Following Smith’s 1990 graduation from McKinney High School, he left for Austin to attend the University of Texas. Originally a geology major, an ordinary trip to the Student Union ultimately changed his major, while creating the path that lead him to a community and past-time that he adored. This path would also eventually lead him to the love of his life.
While waiting in line to sign up to play Dungeons and Dragons, Smith came across a bulletin-board sign advertising the Society for Creative Anachronism (SCA). According to its website, “the SCA is an international organization dedicated to researching and recreating the arts and skills of pre-17th-century Europe. Members dress in clothing of the Middle Ages and Renaissance, attend events featuring tournaments, royal courts, feasts, dancing, and more.”
“He even learned how to do the minuet,” says his mom chuckling, “It was funny, because, growing up he didn’t care what he wore. I could only get him to shop with me long enough to buy blue jeans and t-shirts. Then, when he got involved with SCA, Mr. Picky came out. He had to have natural fabrics that were historically correct. I was sewing in silks and cotton and linens. He was so into it, hook, line and sinker.”
Now, in addition to attending class, Smith and his other history loving friends spent weekends and breaks attending gatherings and festivals from local Austin gatherings to large multi-day festivals held annually in Pennsylvania.

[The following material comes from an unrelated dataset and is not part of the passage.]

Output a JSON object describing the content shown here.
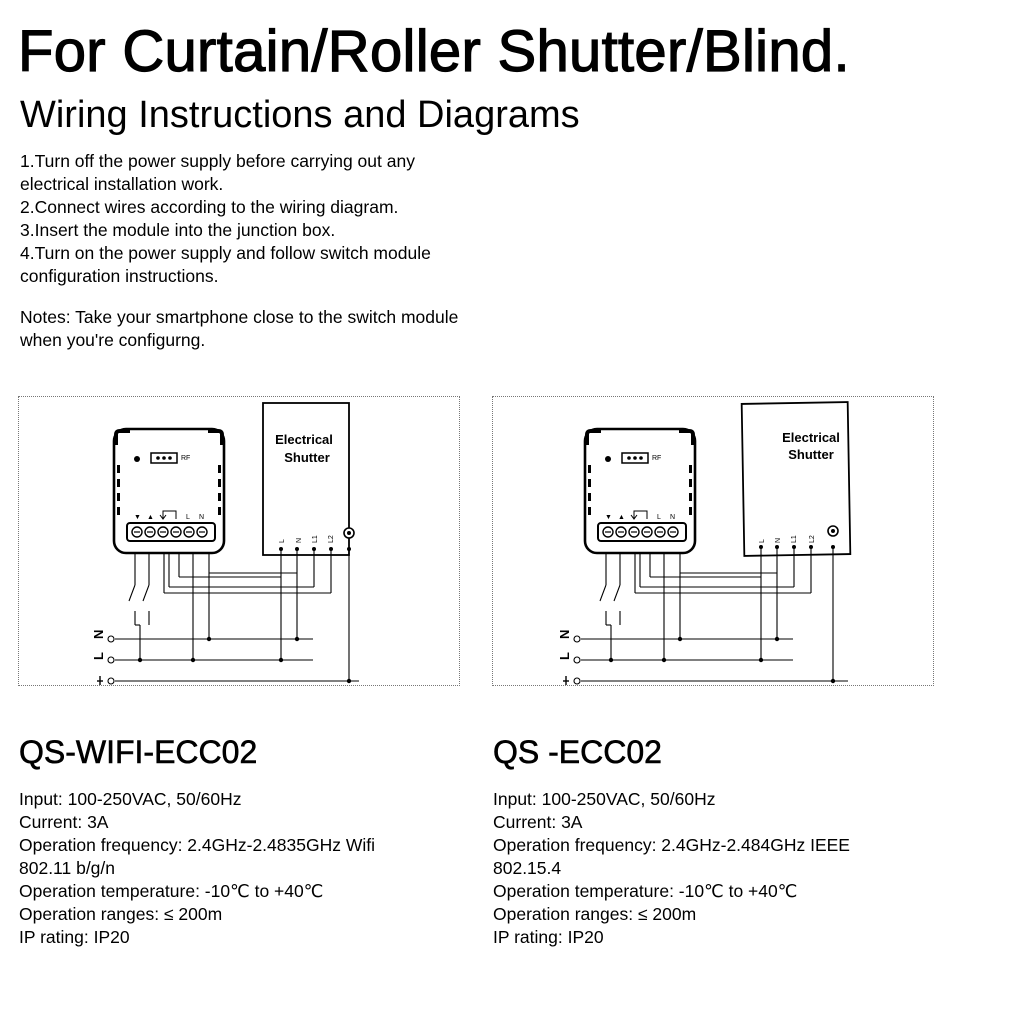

It was during this time Smith met Kathleen Carroll (KC) who on September 21, 2001, became his wife. Together, they continued to enjoy SCA activities and travel.

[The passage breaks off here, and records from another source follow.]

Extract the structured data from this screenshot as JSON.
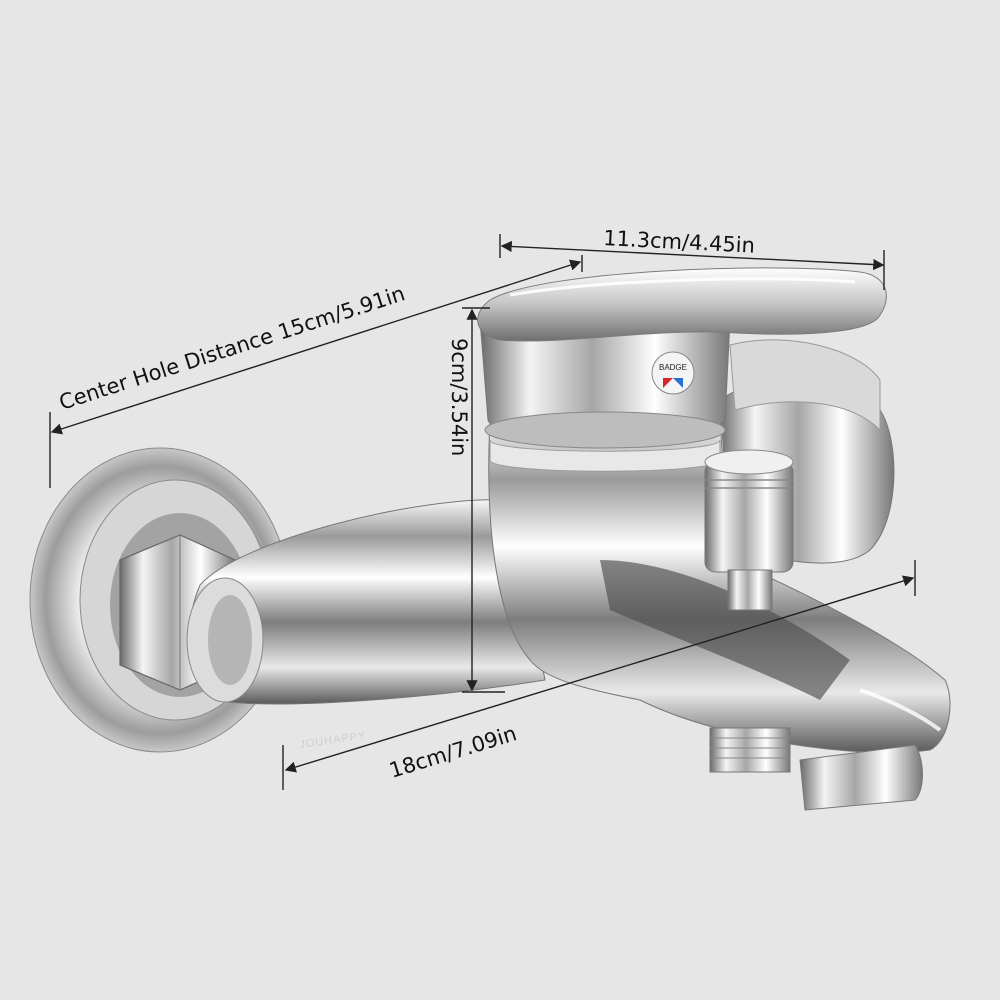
{
  "product": {
    "badge_label": "BADGE",
    "watermark": "JOUHAPPY",
    "colors": {
      "background": "#e6e6e6",
      "chrome_light": "#ffffff",
      "chrome_mid": "#b9b9b9",
      "chrome_dark": "#4a4a4a",
      "badge_hot": "#d9262b",
      "badge_cold": "#2a6fd1",
      "dimension_line": "#222222"
    }
  },
  "dimensions": {
    "center_hole": "Center Hole Distance 15cm/5.91in",
    "handle_width": "11.3cm/4.45in",
    "height": "9cm/3.54in",
    "length": "18cm/7.09in"
  }
}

Smith received his bachelor’s degree in history from the University of Texas in 1994. After a short stint working for Dell, he continued his studies, graduating from Baylor Law School in 2000.
As an attorney, Smith returned briefly to McKinney working for a local law firm, before returning to Austin to practice law.

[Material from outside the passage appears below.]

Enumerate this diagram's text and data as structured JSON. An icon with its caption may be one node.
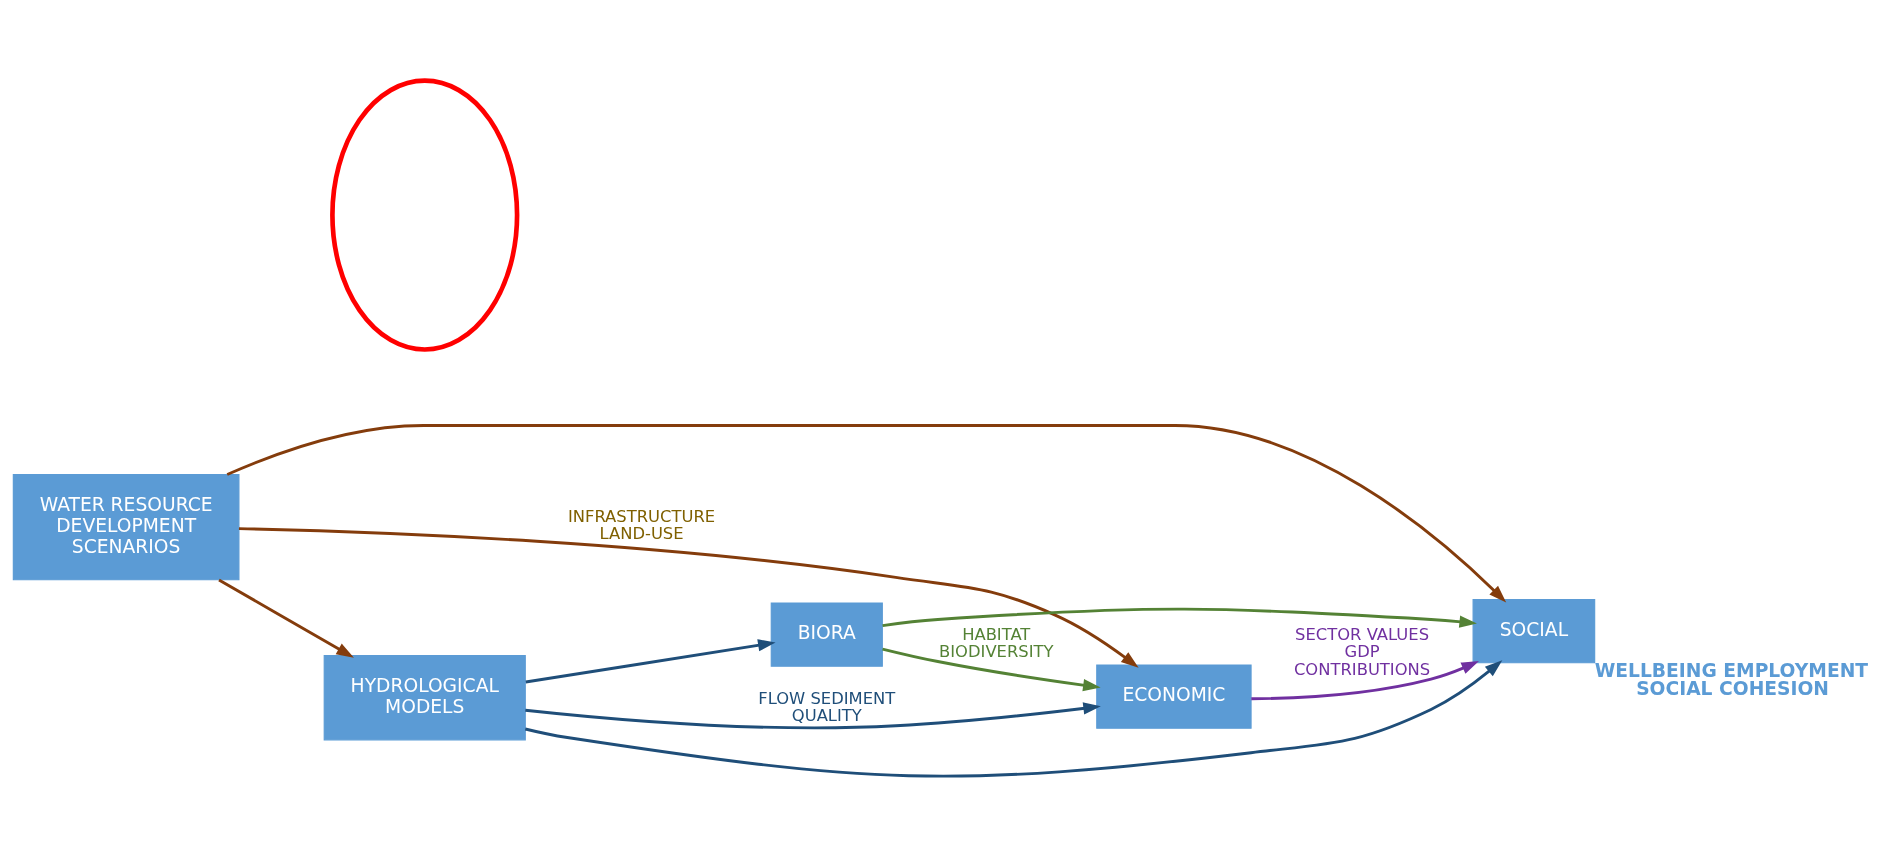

“Brian was kind. He had a real sense of compassion, of honor and of what was fair,” says his mother. Which is what she believes, coupled with his desire to fulfill a childhood dream, lead him to make his next career move, joining the U.S. Army.
In January 2003, Smith attended basic training at Fort Riley, Kansas. He was trained as a tank commander, serving as a platoon leader with A Company, 1st Battalion, 34th Armor, 1st Infantry Division.
Pre-deployment, a military family needs to sign important papers, and discuss and make important decisions. The must take care of tasks both big and small. Which is why on a particular pre-Iraq day, Smith and his young wife made arrangements for a sperm donation to be kept on hand for them in the name of their future family.
“When something like this happens, they make the young widow wait at least six months before trying to get pregnant,” said Mrs. Smith, “And, six months to the day, KC began the process of trying to have a baby.”
It didn’t happen overnight, and it didn’t happen easy, but on July 14, 2006, two years after his father’s death, Benton Drew Smith made his entrance into the world.
Today, Benton and his mother KC, now a nursing student live in Austin, as does Linda Smith’s daughter and son-in-law and their two daughters. Upon retirement from teaching high school history, Linda’s husband gifted her with a car, knowing full well with all those grand-babies in Austin, she would be burning up the road between here and there.
At this writing, Benton is wrapping up the final days of first grade. He is the spitting image of his father, both in countenance, and in spirit. Like his father, he is a lover of life and has an insatiable curiosity. He is a delight to his family, and is always, always on the go. Just ask his teacher at school.
But if Benton can just keep it together for a little while longer, his grandmother in McKinney has a wonderful reward that will make this whole first grade adventure worthwhile: a tote box filled with Transformer action figures, ready and waiting to be brought out for play.